Decisions and Action Items
- Meeting Cancellation: The RATS virtual interim meeting scheduled for tomorrow (the day after this session) is cancelled due to a lack of topics.
- Future Interim: The chairs will attempt to schedule another RATS virtual interim meeting before March 1st (before IETF 129 in China).
- Security Considerations Guidance:
- The working group will move towards a wiki-based template for security considerations for new RATS drafts. This template will provide guidance and common text that authors can customize.
- For existing RATS RFCs, identified security gaps should be addressed via errata for minor issues or update drafts for significant changes, following IETF processes.

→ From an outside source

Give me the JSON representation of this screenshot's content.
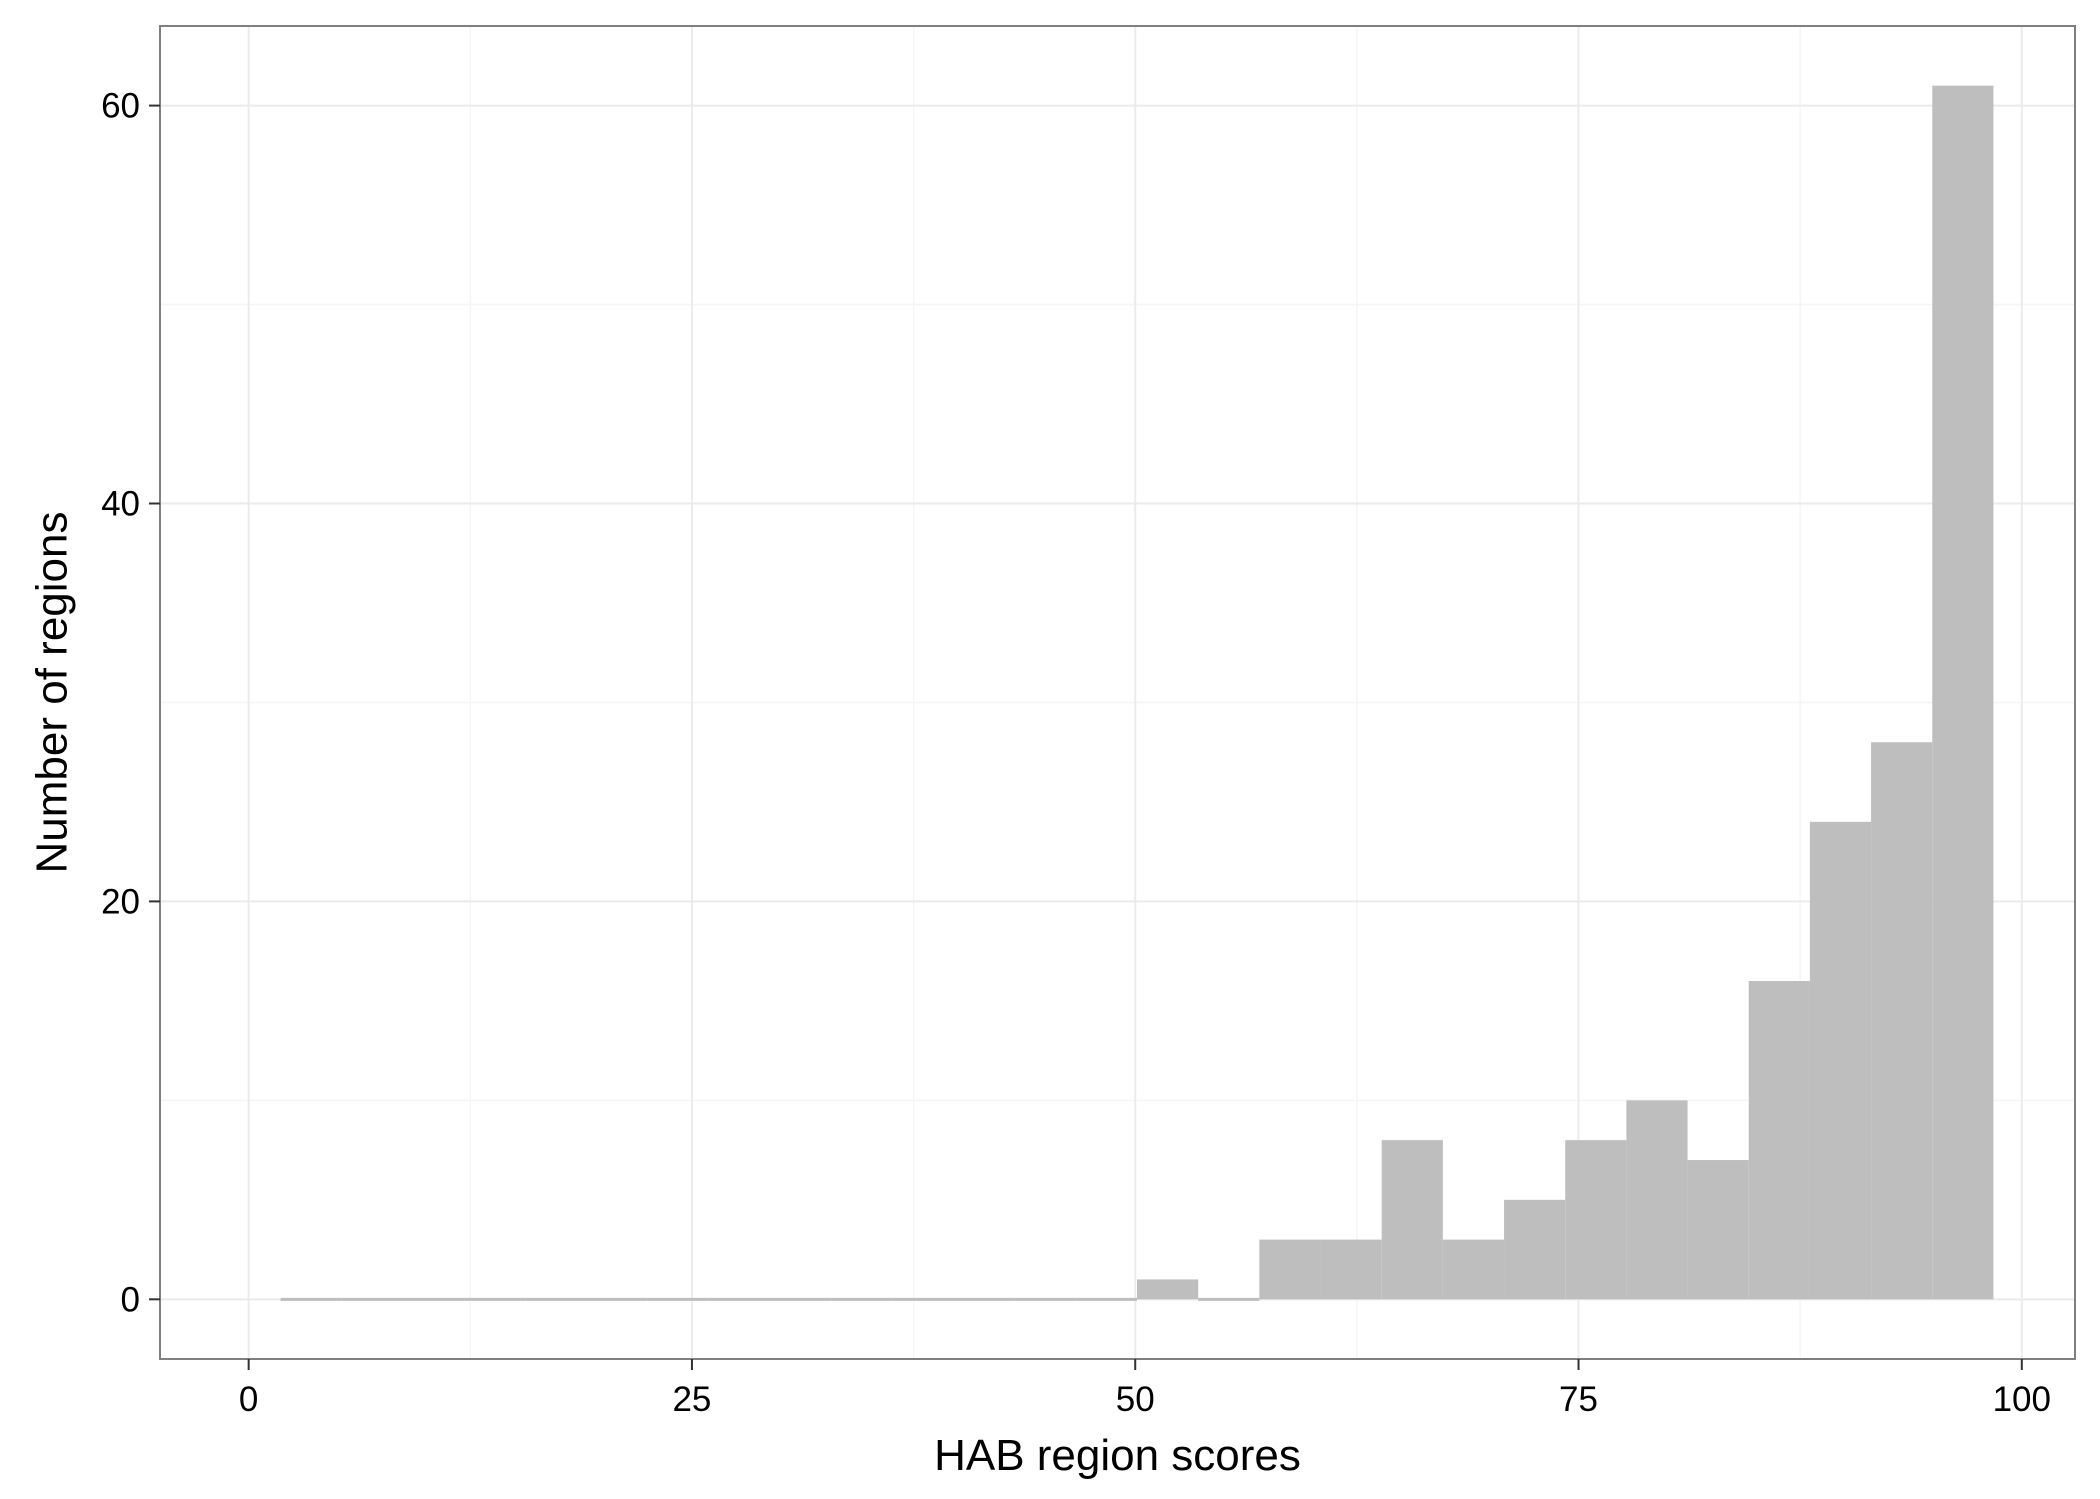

- Action for Usama: Engage with the chairs and the working group to determine the best path for addressing the identified security considerations in existing RATS RFCs, potentially via a single update draft or individual errata, and contribute to the development of the wiki-based security considerations template.
Next Steps
- Chairs to work on setting up a wiki for RATS security considerations guidelines.
- Usama to consider proposing specific text for updates/errata to existing RATS RFCs based on his analysis and the guidance provided.